Харри пожал плечами:
— Я никогда не отличался особой общительностью.
— И всё?
Харри выпустил к потолку колечко дыма, чувствуя, как Мартина обнюхивает его свитер и шею. Они лежали в спальне на кровати, она под периной, он на перине.
— Бьярне Мёллер, мой бывший начальник, говорит, что такие, как я, выбирают путь наибольшего сопротивления. По его словам, все дело в нашей «окаянной натуре». Поэтому в итоге мы всегда остаемся в одиночестве. Не знаю. Я люблю быть один. И возможно, мало-помалу полюбил себя в образе одиночки. А как насчет тебя?
— Лучше ты рассказывай.
— Почему?
— Не знаю. Мне нравится слушать, как ты говоришь. Интересно, как можно любить себя в образе одиночки?

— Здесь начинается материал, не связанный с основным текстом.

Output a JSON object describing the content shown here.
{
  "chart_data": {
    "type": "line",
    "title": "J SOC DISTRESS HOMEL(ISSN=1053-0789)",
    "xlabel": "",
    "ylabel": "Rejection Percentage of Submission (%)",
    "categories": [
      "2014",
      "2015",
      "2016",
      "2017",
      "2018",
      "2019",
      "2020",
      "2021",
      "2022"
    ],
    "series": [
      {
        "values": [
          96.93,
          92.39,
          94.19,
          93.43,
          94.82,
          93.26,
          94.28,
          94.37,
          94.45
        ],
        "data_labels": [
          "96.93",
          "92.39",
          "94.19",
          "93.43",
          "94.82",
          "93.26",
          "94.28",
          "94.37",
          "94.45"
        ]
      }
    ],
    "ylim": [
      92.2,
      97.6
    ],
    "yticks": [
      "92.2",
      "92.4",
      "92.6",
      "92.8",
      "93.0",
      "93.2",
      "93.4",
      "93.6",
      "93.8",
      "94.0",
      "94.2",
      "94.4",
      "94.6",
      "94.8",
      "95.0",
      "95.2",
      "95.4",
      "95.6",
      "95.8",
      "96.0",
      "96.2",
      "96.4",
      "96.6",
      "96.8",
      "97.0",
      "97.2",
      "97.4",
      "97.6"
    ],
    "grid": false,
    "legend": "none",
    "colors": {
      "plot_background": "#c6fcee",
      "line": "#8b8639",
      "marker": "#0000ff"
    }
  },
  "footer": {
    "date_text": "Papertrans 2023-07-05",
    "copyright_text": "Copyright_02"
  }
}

Харри глубоко затянулся. Задержал выдох, думая, как было бы здорово, если б он умел выдуть из дыма фигуры, которые бы все объяснили. Потом все-таки выдохнул и хрипло прошептал:
— По-моему, необходимо найти в себе что-нибудь достойное любви, иначе не выжить. Кое-кто говорит, одиночество асоциально и эгоистично. Зато ты независим и никого не потянешь за собой, если пойдешь на дно. Многие боятся одиночества. А меня оно делало свободным, сильным и неуязвимым.
— Сильным? Одиночество?
— Да. Как говорил доктор Стокман: «Самый сильный человек на свете — это тот, кто наиболее одинок!»[53]
— Сперва Зюскинд, теперь Ибсен?
Харри фыркнул.
— Эти строки обычно цитировал мой отец. — И со вздохом добавил: — Когда мама была жива.
— Ты сказал:
Пепел сигареты упал на грудь, но Харри не стал его смахивать.